Lo más fastidioso de esta peli es su tremenda verosimilitud; si lo viéramos en las noticias, tampoco nos chocaría tanto. No exenta de humor, demuestra que hay cine español que no vive de espaldas al espectador (no estábamos solos en el cine) y que no supedita la calidad a factores ajenos al propio cine. Probablemente los Goyas se repartan (con justicia) entre ésta y Ágora.

13.1.10

Cataluña y su ley del cine

En este blog somos partidarios de la versión original por sistema. Aparte de que me parece más auténtico, mejoras el oído para otras lenguas, lo que en este país no está de más. Pero los debates sobre la exhibición se suelen ceñir a "En castellano / catalán". Esa rémora del franquismo que es el doblaje (para que pudieran controlar lo que dicen los personajes, puro control social y censura a saco) sigue siendo debate político. Así, ahora en Cataluña quieren que el 50% de las pelis se doblen al catalán. Al margen de las objeciones económicas (las distribuidoras y productoras tienen que estar flipándolo), es comprensible que alguien habituado al doblaje y que en su casa hable catalán quiera ver las pelis en su lengua.

Ésta sería una ocasión estupenda para instalar la versión original, sin embargo: siempre se pueden alegar motivos económicos o lo que sea -toda ley tiene su trampa- de manera que se subtitulen las pelis y nada más. Pero es que al hilo de esto hay alguna propuesta delirante: ¡pelis subtituladas en dos idiomas a la vez! En media pantalla subtítulos en catalán, y en la otra media en castellano. ¿Tan escasos andamos de salas? Mira que sólo caben 30 caracteres por línea, y si la dividimos caben menos.

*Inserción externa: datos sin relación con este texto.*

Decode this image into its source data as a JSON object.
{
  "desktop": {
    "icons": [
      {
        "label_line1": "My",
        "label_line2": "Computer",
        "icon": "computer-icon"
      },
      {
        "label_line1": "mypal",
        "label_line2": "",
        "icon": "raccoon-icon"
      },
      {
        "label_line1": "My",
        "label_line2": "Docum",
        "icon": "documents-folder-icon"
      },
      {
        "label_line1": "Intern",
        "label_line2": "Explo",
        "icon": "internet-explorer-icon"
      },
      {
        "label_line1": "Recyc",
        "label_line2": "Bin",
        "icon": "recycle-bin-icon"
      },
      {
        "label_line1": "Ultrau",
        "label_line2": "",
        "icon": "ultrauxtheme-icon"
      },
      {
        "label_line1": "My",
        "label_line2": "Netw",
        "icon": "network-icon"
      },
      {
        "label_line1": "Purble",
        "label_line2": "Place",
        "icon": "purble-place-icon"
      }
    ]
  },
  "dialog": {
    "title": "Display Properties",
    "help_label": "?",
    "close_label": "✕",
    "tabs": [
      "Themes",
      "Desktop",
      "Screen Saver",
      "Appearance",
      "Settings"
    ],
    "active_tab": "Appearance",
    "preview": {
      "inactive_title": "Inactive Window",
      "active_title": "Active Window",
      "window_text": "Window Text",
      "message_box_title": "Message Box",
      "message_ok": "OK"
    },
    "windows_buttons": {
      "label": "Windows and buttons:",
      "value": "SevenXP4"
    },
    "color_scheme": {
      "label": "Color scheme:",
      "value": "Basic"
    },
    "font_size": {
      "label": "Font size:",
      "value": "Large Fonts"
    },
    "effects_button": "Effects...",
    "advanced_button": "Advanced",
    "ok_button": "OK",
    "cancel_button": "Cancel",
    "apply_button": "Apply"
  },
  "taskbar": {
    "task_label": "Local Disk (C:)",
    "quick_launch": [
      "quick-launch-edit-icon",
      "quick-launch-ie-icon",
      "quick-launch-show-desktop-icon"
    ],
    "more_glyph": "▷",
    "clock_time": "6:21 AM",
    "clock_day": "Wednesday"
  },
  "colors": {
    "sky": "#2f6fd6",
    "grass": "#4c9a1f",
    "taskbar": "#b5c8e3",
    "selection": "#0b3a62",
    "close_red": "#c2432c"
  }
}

Su, deja de soñar: la gente no va al cine a leer letreros, o tal dicen los que odian la VO. Pero cabe preguntarse la aplicabilidad de la ley lingüística del cine y qué tan económica resulta. Mientras van a hacer que ir al cine sea un coñazo, cuando no una comedia en sí misma.

10.1.10

Amarcord y su huella

Ahora mismo están echando Amarcord en el TCM. Aparte del valor intrínseco de la obra de Fellini, es indiscutible la huella que deja en otras pelis de las que ya hablé más o menos tangencialmente en un pasado muy muy lejano:
  • Cinema Paradiso: los tipos humanos son similares; algunas escenas de la peli de Tornatore son un guiño directo a Fellini: los onanistas del coche, recreados en la fila de los mancos del nuevo cine Paraíso (aunque aquí todos piensen en la misma, Brigitte Bardot).

  • Un verano en la Goulette: en su día también explicaba que la escena en la que todos los tunecinos van a ver a Claudia Cardinale me recuerda a la escena en la que todos los del pueblo van a ver el barco del régimen fascista como el recuerdo de una vida mejor.

  • Amanece, que no es poco: también comparten el toque costumbrista y delirante (en el mejor sentido), así como la expresión de la acción en perlas sin aparente hilación; ambas, además, terminan con la despedida de un personaje del pueblo (Fermín y la Gradisca). Lo redondo de ambas películas da que pensar que tanto Fellini como Cuerda tienen cierta cualidad poética.